Saturday 14 June 2014

SO THAT WAS THE END

This morning, I woke up and changed the end again. I've lost count of the number of times I've proudly told my kids that the blasted book is finally finished (again). Maybe now, it is.

Sara didn't like this original (super-brief) ending as she said it left too many questions unanswered - what happens to the mother; what is the fallout from Sally, and more. In truth, I wrote it in a lazy mood, putting down the absolute bare minimum, so I think she had a point. But the last version I replaced it with was just so grim! I'm still not sure it's OK in a kids' book to kill all the main characters (by wiping their memories). But it was just so logical. Of course the police would go down into the cellar. Of course they would take Frank, Eris and Bobs away for testing to check they were OK and they'd realise they weren't quite human.
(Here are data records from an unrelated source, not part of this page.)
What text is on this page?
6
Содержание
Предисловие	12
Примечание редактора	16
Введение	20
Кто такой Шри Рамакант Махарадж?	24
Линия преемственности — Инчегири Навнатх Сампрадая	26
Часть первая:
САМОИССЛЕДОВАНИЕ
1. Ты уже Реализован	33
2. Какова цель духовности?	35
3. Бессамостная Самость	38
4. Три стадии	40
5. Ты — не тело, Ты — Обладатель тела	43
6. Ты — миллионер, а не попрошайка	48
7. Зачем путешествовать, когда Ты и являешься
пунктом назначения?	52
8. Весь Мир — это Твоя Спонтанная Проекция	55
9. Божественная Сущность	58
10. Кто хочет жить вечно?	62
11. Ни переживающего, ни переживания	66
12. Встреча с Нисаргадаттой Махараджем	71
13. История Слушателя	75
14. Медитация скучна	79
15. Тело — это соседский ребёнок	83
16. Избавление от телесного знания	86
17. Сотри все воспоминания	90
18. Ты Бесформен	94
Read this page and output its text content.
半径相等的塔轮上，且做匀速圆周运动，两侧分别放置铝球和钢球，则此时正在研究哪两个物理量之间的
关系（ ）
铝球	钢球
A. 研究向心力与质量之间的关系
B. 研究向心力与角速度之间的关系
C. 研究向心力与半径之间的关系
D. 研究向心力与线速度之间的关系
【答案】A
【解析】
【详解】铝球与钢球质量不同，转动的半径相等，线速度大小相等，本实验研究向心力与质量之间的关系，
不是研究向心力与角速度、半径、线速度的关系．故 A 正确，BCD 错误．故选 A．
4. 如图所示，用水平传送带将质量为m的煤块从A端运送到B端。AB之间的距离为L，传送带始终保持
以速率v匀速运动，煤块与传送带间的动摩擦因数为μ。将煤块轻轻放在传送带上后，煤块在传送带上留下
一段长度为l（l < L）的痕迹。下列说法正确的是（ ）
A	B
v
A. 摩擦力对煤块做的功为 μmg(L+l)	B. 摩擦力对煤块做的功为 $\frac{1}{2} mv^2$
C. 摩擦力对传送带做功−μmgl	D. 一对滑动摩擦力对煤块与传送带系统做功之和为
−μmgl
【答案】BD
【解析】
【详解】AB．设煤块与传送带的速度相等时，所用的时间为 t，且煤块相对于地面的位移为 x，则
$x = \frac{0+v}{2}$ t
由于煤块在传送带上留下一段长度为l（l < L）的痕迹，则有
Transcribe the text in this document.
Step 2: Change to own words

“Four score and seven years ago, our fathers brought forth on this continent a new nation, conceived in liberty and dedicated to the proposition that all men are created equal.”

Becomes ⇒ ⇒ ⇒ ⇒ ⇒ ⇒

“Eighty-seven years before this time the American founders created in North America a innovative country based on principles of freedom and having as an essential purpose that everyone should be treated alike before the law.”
But I felt quite sad that we lost the happy resolution, and the message that kids are the ones who will solve climate change (get working kids!). For a while I meant to return some kind of comment about Frank lying on the cellar floor thinking it was bad that they stopped Sally but never mind because Umar and Eris would figure out how to solve climate change, but try as I might, I couldn't find a place to put it without making a mess.

The solution: restore the old ending - just before the real ending - and add a coda.
That’s how it was supposed to end. But the police came and they looked inside the cellar. Then they looked inside us. And what they saw made them afraid.
I love the idea that you think it's over and there's a happy ending. Maybe, like Sara, the reader will feel that not all the questions have been answered. Then we go into the real ending. After the unsatisfying happy ending, reality comes as a shock.

What I also liked about the new ending - apart from how much more real it felt - was the massive outrageous cliff-hanger. It slams all the characters into an abyss from which there seems no way out. I'm still not totally sure if this qualifies as an ending. Does it give closure? It certainly brings Frank full circle back to where he started, trying to be normal.

The last line made me realise, nowhere in the book do I actually describe Frank. In most novels, the writer gives a few clues - even if it is first person, there's the obligatory scene where the main character stands in front of a mirror.

Frank never describes himself. Except for here.
Find me. Show me. You’ll know it’s me.
I’m the one who looks just like everyone else.